Meldungen aus Landwirtschaft und Lebensmittelproduktion

Benutzer 4754 gelöscht

Re: Meldungen aus Landwirtschaft und Lebensmittelproduktion

#1141

Beitrag von Benutzer 4754 gelöscht »

Sämtliches konservierte Futter entspricht nicht der natürlichen Ernährung einer Kuh.
Egal ob das Heu, Graskops oder Silagen sind.

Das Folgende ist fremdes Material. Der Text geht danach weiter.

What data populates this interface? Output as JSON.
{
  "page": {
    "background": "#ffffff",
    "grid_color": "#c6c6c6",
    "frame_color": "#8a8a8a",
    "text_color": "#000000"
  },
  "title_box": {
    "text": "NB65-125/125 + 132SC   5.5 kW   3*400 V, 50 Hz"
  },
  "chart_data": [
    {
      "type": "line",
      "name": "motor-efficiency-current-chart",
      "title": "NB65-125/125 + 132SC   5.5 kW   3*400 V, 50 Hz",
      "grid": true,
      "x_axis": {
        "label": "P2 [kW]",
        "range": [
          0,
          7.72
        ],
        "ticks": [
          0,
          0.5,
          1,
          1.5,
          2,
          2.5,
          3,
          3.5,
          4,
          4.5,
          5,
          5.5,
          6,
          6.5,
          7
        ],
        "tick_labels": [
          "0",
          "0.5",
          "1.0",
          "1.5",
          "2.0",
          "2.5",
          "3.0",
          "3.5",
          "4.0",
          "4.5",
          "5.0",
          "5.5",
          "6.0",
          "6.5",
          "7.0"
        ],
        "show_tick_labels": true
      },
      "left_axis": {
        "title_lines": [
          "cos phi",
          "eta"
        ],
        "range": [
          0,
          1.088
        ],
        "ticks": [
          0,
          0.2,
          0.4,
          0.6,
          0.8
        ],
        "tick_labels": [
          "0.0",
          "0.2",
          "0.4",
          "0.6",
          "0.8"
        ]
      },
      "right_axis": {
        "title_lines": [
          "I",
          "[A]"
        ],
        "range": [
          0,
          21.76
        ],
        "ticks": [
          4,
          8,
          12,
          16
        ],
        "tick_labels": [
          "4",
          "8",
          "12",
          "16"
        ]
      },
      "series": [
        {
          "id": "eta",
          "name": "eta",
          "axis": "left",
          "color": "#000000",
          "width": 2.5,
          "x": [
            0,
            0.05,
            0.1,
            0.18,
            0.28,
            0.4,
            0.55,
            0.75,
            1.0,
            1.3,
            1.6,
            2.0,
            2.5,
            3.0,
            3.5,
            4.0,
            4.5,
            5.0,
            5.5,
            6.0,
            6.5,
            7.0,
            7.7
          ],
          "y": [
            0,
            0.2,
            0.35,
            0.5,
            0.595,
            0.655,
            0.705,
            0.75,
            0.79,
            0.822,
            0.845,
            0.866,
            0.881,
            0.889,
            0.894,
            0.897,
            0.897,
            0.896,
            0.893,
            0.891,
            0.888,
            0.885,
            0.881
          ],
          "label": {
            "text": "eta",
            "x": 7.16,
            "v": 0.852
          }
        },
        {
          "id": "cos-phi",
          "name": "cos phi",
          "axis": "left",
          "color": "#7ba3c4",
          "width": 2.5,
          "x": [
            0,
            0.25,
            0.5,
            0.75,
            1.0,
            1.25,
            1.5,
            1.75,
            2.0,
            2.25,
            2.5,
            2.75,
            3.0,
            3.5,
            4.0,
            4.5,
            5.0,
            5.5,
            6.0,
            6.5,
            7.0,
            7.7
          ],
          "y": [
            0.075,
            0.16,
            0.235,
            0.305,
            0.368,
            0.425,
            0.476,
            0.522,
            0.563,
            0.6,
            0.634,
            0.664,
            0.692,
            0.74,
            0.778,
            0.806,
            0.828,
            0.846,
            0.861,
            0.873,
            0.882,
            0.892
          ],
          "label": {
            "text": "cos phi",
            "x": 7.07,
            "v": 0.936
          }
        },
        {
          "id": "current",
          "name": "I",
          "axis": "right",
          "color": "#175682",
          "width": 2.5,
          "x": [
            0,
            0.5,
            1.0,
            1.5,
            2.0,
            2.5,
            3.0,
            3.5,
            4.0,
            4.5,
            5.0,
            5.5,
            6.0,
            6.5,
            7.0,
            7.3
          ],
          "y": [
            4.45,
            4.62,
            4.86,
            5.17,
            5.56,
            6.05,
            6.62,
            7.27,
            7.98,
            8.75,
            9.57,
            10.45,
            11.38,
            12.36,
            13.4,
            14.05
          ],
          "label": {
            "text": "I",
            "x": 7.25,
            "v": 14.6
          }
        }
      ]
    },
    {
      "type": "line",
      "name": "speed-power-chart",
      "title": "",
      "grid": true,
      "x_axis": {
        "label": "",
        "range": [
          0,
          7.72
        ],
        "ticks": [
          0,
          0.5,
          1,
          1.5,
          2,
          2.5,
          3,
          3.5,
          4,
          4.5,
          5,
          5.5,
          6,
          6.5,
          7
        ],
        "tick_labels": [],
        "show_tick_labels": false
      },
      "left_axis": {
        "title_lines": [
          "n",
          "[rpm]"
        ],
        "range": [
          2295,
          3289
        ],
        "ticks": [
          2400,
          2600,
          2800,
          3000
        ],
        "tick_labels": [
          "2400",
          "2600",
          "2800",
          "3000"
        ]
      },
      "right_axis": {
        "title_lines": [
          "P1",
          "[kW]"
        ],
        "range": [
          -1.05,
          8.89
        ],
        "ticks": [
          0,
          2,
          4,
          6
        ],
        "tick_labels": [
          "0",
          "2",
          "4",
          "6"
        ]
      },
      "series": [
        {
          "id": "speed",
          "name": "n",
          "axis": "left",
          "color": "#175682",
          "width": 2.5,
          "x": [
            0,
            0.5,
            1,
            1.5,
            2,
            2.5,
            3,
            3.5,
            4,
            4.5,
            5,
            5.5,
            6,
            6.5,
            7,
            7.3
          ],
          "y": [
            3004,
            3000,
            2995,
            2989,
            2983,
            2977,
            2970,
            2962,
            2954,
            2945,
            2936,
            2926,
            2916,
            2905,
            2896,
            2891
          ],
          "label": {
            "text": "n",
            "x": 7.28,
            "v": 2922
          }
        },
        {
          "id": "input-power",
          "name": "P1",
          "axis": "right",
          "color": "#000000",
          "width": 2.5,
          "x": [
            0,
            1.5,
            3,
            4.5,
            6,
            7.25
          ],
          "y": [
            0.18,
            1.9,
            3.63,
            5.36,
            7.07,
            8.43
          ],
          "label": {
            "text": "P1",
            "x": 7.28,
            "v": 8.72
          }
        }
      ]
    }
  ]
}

Die bakterielle Vergärung von Frischfutter zu Silage baut schnell verfügbare Zucker in (hauptsächlich) Milchsäure ab,
das Futter wird dadurch praktisch "vorverdaut", was der Verfügbarkeit von Nährstoffen absolut keinen Abbruch tut.

Im Gegensatz zum oft so geliebten Heu,
der Trocknungsvorgang ist absolut wiedernatürlich.

Beides ermöglicht es aber wiederkäuergerechtes Futter zu lagern,
wobei bei der Silagebereitung weniger Ernteverluste auftreten, der Nährstoffgehalt höher ist und das Wetterrisiko deutlich geringer.
Zudem lässt sich Silage leichter lagern als Heu.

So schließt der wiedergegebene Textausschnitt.